Nobody was swimming. It wasn’t very hot. Only a few other people were around; no children at all. A woman several yards from us was sunbathing with the top of her suit pulled down to her waist. The woman sat very upright, partially facing in our direction in order to sun herself, with her legs straight out in front of her. I imagined her turning, like a plant, as the sun moved in the sky; isn’t that called tropism? (You would say my obsessive need to know just the right word is
de trop-
ism.) She was not a bad-looking woman, maybe midforties, and in clothes she might have been rather chic. The posture emphasized her potbelly, and her nipples looked like a second pair of eyes staring at me. I regretted the decision to leave my camera in the flat. I felt her glaring at me and realized I had been staring. I was glad I had left my camera in the flat. There were no reflections here; even the lake surface was scumbled by a constant wind. I turned my head away.

I began to dig in the dry sand with one hand. I scrabbled out a rather large ditch that described the arc my arm could swing through freely without my changing position. I felt something under my fingers. It was a white plastic tampon applicator.

“A beach whistle,” I observed to Anne, who had turned her head my way.

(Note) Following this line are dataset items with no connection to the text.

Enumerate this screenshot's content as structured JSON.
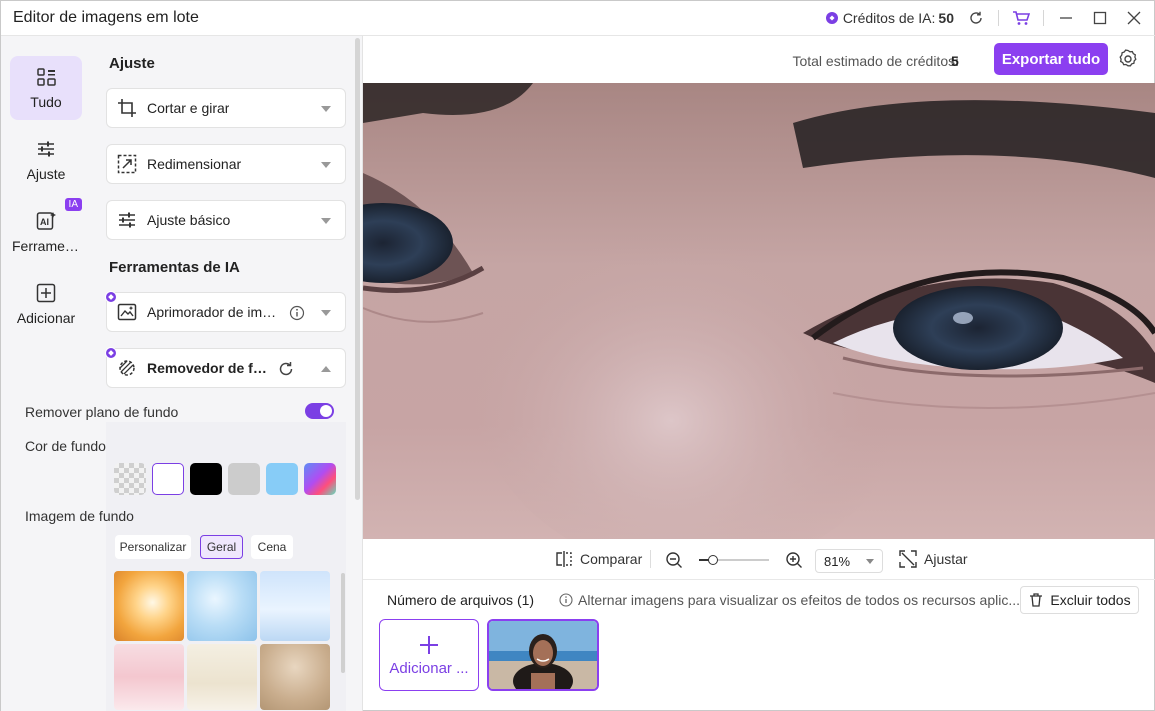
{
  "window": {
    "title": "Editor de imagens em lote"
  },
  "titlebar": {
    "credits_label": "Créditos de IA:",
    "credits_value": "50"
  },
  "rail": {
    "items": [
      {
        "label": "Tudo",
        "icon": "grid-icon"
      },
      {
        "label": "Ajuste",
        "icon": "sliders-icon"
      },
      {
        "label": "Ferramentas de IA",
        "icon": "ai-icon",
        "badge": "IA"
      },
      {
        "label": "Adicionar",
        "icon": "plus-square-icon"
      }
    ]
  },
  "panel": {
    "adjust_title": "Ajuste",
    "adjust_items": [
      "Cortar e girar",
      "Redimensionar",
      "Ajuste básico"
    ],
    "ai_title": "Ferramentas de IA",
    "ai_items": [
      "Aprimorador de imagem",
      "Removedor de fundo"
    ],
    "remove_bg_label": "Remover plano de fundo",
    "remove_bg_on": true,
    "bg_color_label": "Cor de fundo",
    "bg_colors": [
      "transparent",
      "#ffffff",
      "#000000",
      "#cccccc",
      "#87ccf7",
      "gradient"
    ],
    "bg_image_label": "Imagem de fundo",
    "bg_tabs": [
      "Personalizar",
      "Geral",
      "Cena"
    ],
    "bg_tab_selected": "Geral"
  },
  "main": {
    "est_label": "Total estimado de créditos:",
    "est_value": "5",
    "export_label": "Exportar tudo",
    "compare_label": "Comparar",
    "zoom_value": "81%",
    "zoom_level": 0.15,
    "fit_label": "Ajustar",
    "file_count": "Número de arquivos (1)",
    "hint": "Alternar imagens para visualizar os efeitos de todos os recursos aplic...",
    "delete_all": "Excluir todos",
    "add_label": "Adicionar ..."
  },
  "colors": {
    "accent": "#8b3ff0",
    "accent_light": "#e8e0fb"
  }
}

She wrinkled her nose in distaste. I buried it near my feet, where I wouldn’t disturb it again. Victor, who every now and then says something unexpectedly pleasant or ordinary (perhaps these remarks are indicative of the way he must behave in his other life), had announced in the parking lot, the way he might alert his children to an interesting aspect of their environment, that the fine, white sand here is renewed periodically with truckloads from the south coast of France.

I wondered now if they strained it for impurities. Either these beachgoers were unusually tidy or the French comb this beach regularly, because there was very little interesting detritus. I would have expected to find Gauloise butts galore. I felt
the edge of a shell as I was reinserting the tampon applicator in the sand. I examined the shell. It was nearly flat, somewhat oval, a thin, yellow bit of translucency. It reminded me of the sort I used to find on the beach that summer I was six, the first summer after my brother died, when I spent two months with my mother and grandmother in Cornwall; it’s a kind of shell I hadn’t seen since.

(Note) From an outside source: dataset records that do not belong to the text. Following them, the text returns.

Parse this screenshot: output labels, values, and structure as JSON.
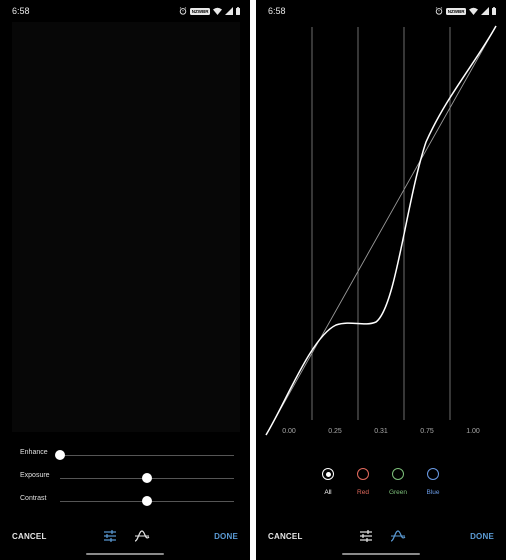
{
  "status_bar": {
    "time": "6:58",
    "badge": "NZWBR"
  },
  "left_screen": {
    "sliders": [
      {
        "label": "Enhance",
        "value": 0.0
      },
      {
        "label": "Exposure",
        "value": 0.5
      },
      {
        "label": "Contrast",
        "value": 0.5
      }
    ],
    "bottom_bar": {
      "cancel_label": "CANCEL",
      "done_label": "DONE",
      "active_tool": "adjust"
    }
  },
  "right_screen": {
    "curve_ticks": [
      "0.00",
      "0.25",
      "0.31",
      "0.75",
      "1.00"
    ],
    "channels": [
      {
        "label": "All",
        "color": "#ffffff",
        "selected": true
      },
      {
        "label": "Red",
        "color": "#e46a5e",
        "selected": false
      },
      {
        "label": "Green",
        "color": "#7dc07a",
        "selected": false
      },
      {
        "label": "Blue",
        "color": "#6a9be6",
        "selected": false
      }
    ],
    "bottom_bar": {
      "cancel_label": "CANCEL",
      "done_label": "DONE",
      "active_tool": "curves"
    }
  },
  "colors": {
    "accent": "#5b9bd5",
    "background": "#000000"
  }
}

“Toenail, anyone?” I said, offering my find to Anne.

“Shut
up
, will you?” she said to me with surprising intensity. Was this a No Talking beach? I had no idea what the problem was.

“Yes, please, I would like a toenail,” came Victor’s voice. I had thought he was asleep. His head was still turned away. “Hello. I ordered the toenail. Make that ten. Could you deliver them right away?” This wasn’t Victor’s style, that I knew of. Maybe he kidded around much more with Anne when I wasn’t there. I was momentarily confused.